Gratuitous Sex, what does it mean to you?

bigstock-Romantic-couple-in-a-hotel-roo-12127391Perceptions are a funny thing. Just look at erotica. Some people believe erotica is different from pornography, while others insist they are basically the same thing, with erotica having a bit more storyline to conceal the carnal nature of the tale.

And then there is that term I loath, “clean romance” – for readers who prefer their romance stories basically sex-free. I hate the term because it implies there is something dirty about sex, and I believe sex is a natural and beautiful part of life.

When I created my Sensual Romance Series I wanted to give my readers a heads up on what to expect. I wasn’t going for erotic romance, yet neither was I writing “clean” romance. Until I actually write the story, I never know for certain how much sex – or how detailed the scenes will be, because I’m not a formula writer and I try to write for the story, not to a generic blueprint.

Unfortunately, there are readers who expect more heat, and I’ve had a number of reviewers refer to While Snowbound as a sweet, clean romance. While there were a few sex scenes they weren’t explicit. I’m sorry if the sensual was interpreted for erotic and misled some readers.

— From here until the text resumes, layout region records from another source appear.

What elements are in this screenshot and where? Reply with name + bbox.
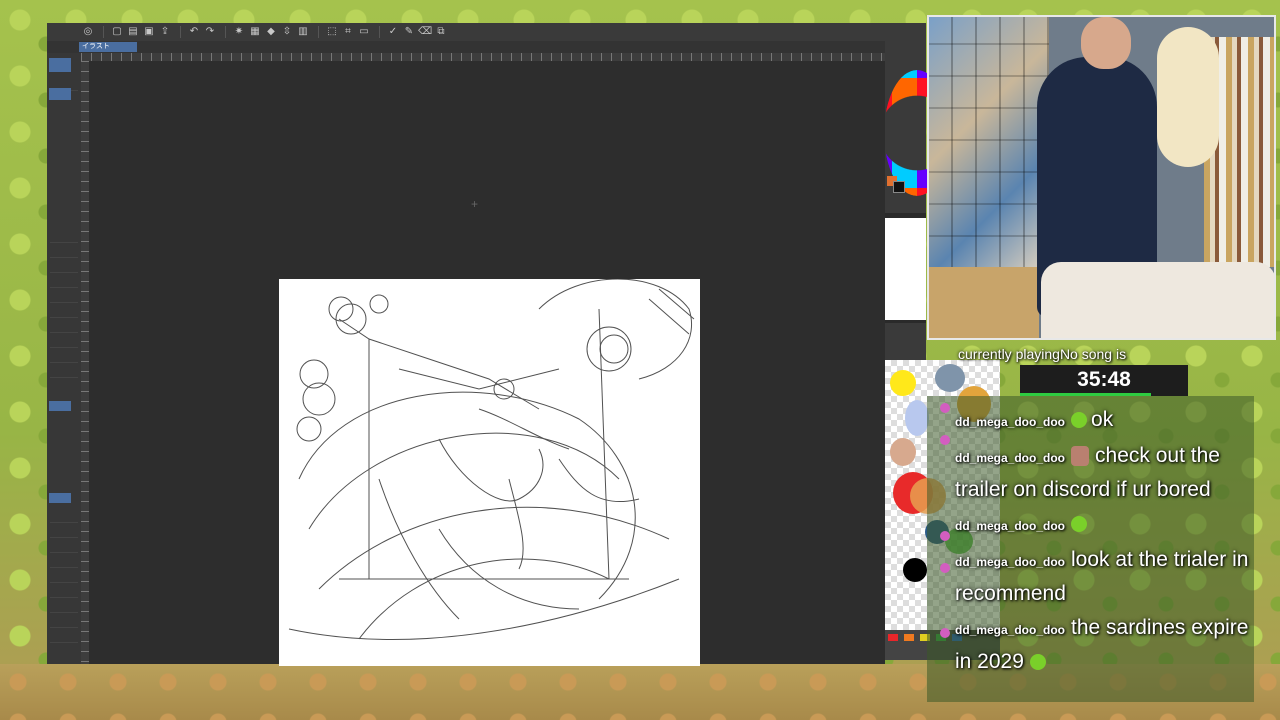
paint-app-window: ◎ ▢ ▤ ▣ ⇪ ↶ ↷ ✷ ▦ ◆ ⇳ ▥ ⬚ ⌗ ▭ ✓ ✎ ⌫ ⧉ イラ… <box>47 23 885 666</box>
document-tabstrip: イラスト <box>47 41 885 53</box>
chat-text: ok <box>1091 408 1114 431</box>
chat-badge-icon <box>940 435 950 445</box>
toolbar-divider <box>103 26 104 38</box>
chat-badge-icon <box>940 563 950 573</box>
panel-row[interactable] <box>50 353 78 363</box>
navigator-thumbnail[interactable] <box>885 218 926 320</box>
subtool-row[interactable] <box>50 543 78 553</box>
green-blob-emote-icon <box>1029 654 1046 671</box>
toolbar-divider <box>225 26 226 38</box>
panel-row[interactable] <box>50 338 78 348</box>
chat-username: dd_mega_doo_doo <box>955 555 1066 569</box>
palette-swatch-skin[interactable] <box>890 438 916 466</box>
chat-message: dd_mega_doo_doo the sardines expire in 20… <box>955 612 1255 678</box>
sub-color-swatch[interactable] <box>893 181 905 193</box>
subtool-row[interactable] <box>50 513 78 523</box>
save-icon[interactable]: ▣ <box>142 26 156 38</box>
tool-property-panel <box>47 53 81 664</box>
palette-chip-orange[interactable] <box>904 634 914 641</box>
frame-icon[interactable]: ⧉ <box>434 26 448 38</box>
crop-icon[interactable]: ⌗ <box>341 26 355 38</box>
sketch-drawing <box>288 279 695 640</box>
selected-brush[interactable] <box>49 88 71 100</box>
panel-row[interactable] <box>50 233 78 243</box>
subtool-row[interactable] <box>50 588 78 598</box>
chat-list: dd_mega_doo_doo ok dd_mega_doo_doo check o… <box>955 404 1255 680</box>
subtool-row[interactable] <box>50 603 78 613</box>
chat-username: dd_mega_doo_doo <box>955 415 1066 429</box>
chair <box>1041 262 1274 338</box>
panel-row[interactable] <box>50 263 78 273</box>
toolbar-divider <box>318 26 319 38</box>
brush-icon[interactable]: ✎ <box>402 26 416 38</box>
canvas-workspace[interactable]: + <box>89 61 885 666</box>
timer-value: 35:48 <box>1077 368 1131 391</box>
chat-badge-icon <box>940 403 950 413</box>
subtool-row[interactable] <box>50 558 78 568</box>
chat-username: dd_mega_doo_doo <box>955 451 1066 465</box>
chat-username: dd_mega_doo_doo <box>955 519 1066 533</box>
chat-message: dd_mega_doo_doo check out the trailer on … <box>955 440 1255 506</box>
panel-row[interactable] <box>50 278 78 288</box>
vertical-ruler <box>81 61 89 664</box>
horizontal-ruler <box>81 53 885 61</box>
chat-message: dd_mega_doo_doo ok <box>955 404 1255 438</box>
app-toolbar: ◎ ▢ ▤ ▣ ⇪ ↶ ↷ ✷ ▦ ◆ ⇳ ▥ ⬚ ⌗ ▭ ✓ ✎ ⌫ ⧉ <box>47 23 885 41</box>
green-blob-emote-icon <box>1071 412 1088 429</box>
palette-swatch-black[interactable] <box>903 558 927 582</box>
open-icon[interactable]: ▤ <box>126 26 140 38</box>
export-icon[interactable]: ⇪ <box>158 26 172 38</box>
panel-row[interactable] <box>50 368 78 378</box>
undo-icon[interactable]: ↶ <box>187 26 201 38</box>
face-emote-icon <box>1071 446 1090 467</box>
poster-wall <box>929 17 1049 267</box>
chat-message: dd_mega_doo_doo look at the trialer in re… <box>955 544 1255 610</box>
green-blob-emote-icon <box>1071 516 1088 533</box>
subtool-row[interactable] <box>50 573 78 583</box>
streamer-head <box>1081 17 1131 69</box>
chat-message: dd_mega_doo_doo <box>955 508 1255 542</box>
panel-row[interactable] <box>50 293 78 303</box>
now-playing-label: currently playingNo song is <box>958 346 1127 362</box>
settings-icon[interactable]: ✷ <box>232 26 246 38</box>
document-tab[interactable]: イラスト <box>79 42 137 52</box>
selected-subtool[interactable] <box>49 493 71 503</box>
layer-icon[interactable]: ▥ <box>296 26 310 38</box>
toolbar-divider <box>180 26 181 38</box>
subtool-row[interactable] <box>50 633 78 643</box>
active-tool-indicator[interactable] <box>49 58 71 72</box>
stream-timer: 35:48 <box>1020 365 1188 396</box>
crosshair-cursor-icon: + <box>471 197 479 211</box>
webcam-feed <box>927 15 1276 340</box>
grid-icon[interactable]: ▦ <box>248 26 262 38</box>
select-icon[interactable]: ⬚ <box>325 26 339 38</box>
ruler-icon[interactable]: ▭ <box>357 26 371 38</box>
fill-icon[interactable]: ◆ <box>264 26 278 38</box>
chat-username: dd_mega_doo_doo <box>955 623 1066 637</box>
plush-bear <box>1157 27 1219 167</box>
toolbar-divider <box>379 26 380 38</box>
palette-chip-red[interactable] <box>888 634 898 641</box>
palette-swatch-gray-blue[interactable] <box>935 364 965 392</box>
subtool-row[interactable] <box>50 618 78 628</box>
palette-swatch-light-blue[interactable] <box>905 400 929 436</box>
new-icon[interactable]: ▢ <box>110 26 124 38</box>
chat-badge-icon <box>940 628 950 638</box>
panel-row[interactable] <box>50 248 78 258</box>
layer-panel-header <box>885 323 926 360</box>
pen-icon[interactable]: ✓ <box>386 26 400 38</box>
drawing-canvas[interactable] <box>279 279 700 666</box>
panel-row[interactable] <box>50 323 78 333</box>
palette-swatch-yellow[interactable] <box>890 370 916 396</box>
panel-row[interactable] <box>50 308 78 318</box>
eraser-icon[interactable]: ⌫ <box>418 26 432 38</box>
selected-property[interactable] <box>49 401 71 411</box>
app-menu-icon[interactable]: ◎ <box>81 26 95 38</box>
transform-icon[interactable]: ⇳ <box>280 26 294 38</box>
redo-icon[interactable]: ↷ <box>203 26 217 38</box>
cabinet <box>929 267 1039 338</box>
subtool-row[interactable] <box>50 528 78 538</box>
chat-badge-icon <box>940 531 950 541</box>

And then we have Coulson’s Secret, the fourth book in my Coulson Series. I’ve been rather shocked at some of the comments by reviewers who were offended by the language, and sex scenes in the book. I’ve always considered Coulson’s Secret to be the tamest of all my Coulson books – and I never considered the series to be erotica.

One reviewer didn’t like the gratuitous sex. I wanted to ask that reviewer, do you know what gratuitous sex is? The scenes in that book were not graphic, in my opinion, and I imagine if my romance readers, instead of mystery readers (it is a mystery romance) was leaving a review, they would call the scenes tame.

As for what gratuitous sex means – it means unnecessary – and those scenes were necessary to tell the story. Delete those scenes, and the entire storyline changes.

Another complaint – the language – notably the “F-bombs” yet one reviewer also complained about “damn.” I understand some readers don’t want to read any words or scenes they consider obscene. That is fine. Yet, they probably shouldn’t read my books.

Some people want to read stories where the main characters set an example. Those characters don’t curse or have sex outside of marriage. While it is acceptable for characters in the story to do something dastardly, like murder, those readers don’t want to hear the killer use profanity.

Please don’t misunderstand me – I’m not insinuating there is anything wrong with a reader seeking a G-rating. From my perspective it is no different than a reader preferring to read science fiction over romance, or non-fiction over fiction. We all have our personal preferences.

I write what I term realistic fiction. I  create three dimensional, flawed characters – who have both good and bad qualities. Sometimes they curse, and sometimes they have sex when they shouldn’t. After all, they are only human.

 

 

2 comments on “Gratuitous Sex, what does it mean to you?

  1. Anna

    I really hated that you felt compelled to neutralize both the sex and language by qualifying people as being flawed. We continue to relegate sex to that place ‘nice’ people don’t speak of. I think we’re more Puritan than we were a couple centuries ago.

    1. Anna J. McIntyre

      I think you misunderstood what I was saying.

      As a flawed human being, we often make bad choices. That bad choice may be opening a restaurant or having sex with a particular person. It doesn’t mean opening a restaurant is a bad thing, no more than having sex is bad—it just means, in that particular instance, it was a bad choice for that person.

      In my Anna J. McIntyre books, I try to portray the characters as real people with flaws. I also try to depict people doing real things: such as having sex and using colorful language. Having sex and making bad choices are not mutually exclusive.

      And if you re-read the post, you’ll see where I mentioned how I loathe the term “clean romance” which implies there is something dirty about sex. I definitely do not believe that. Yet, as a writer, I understand readers seek out genres with varying degrees of sexuality for their personal reading preferences.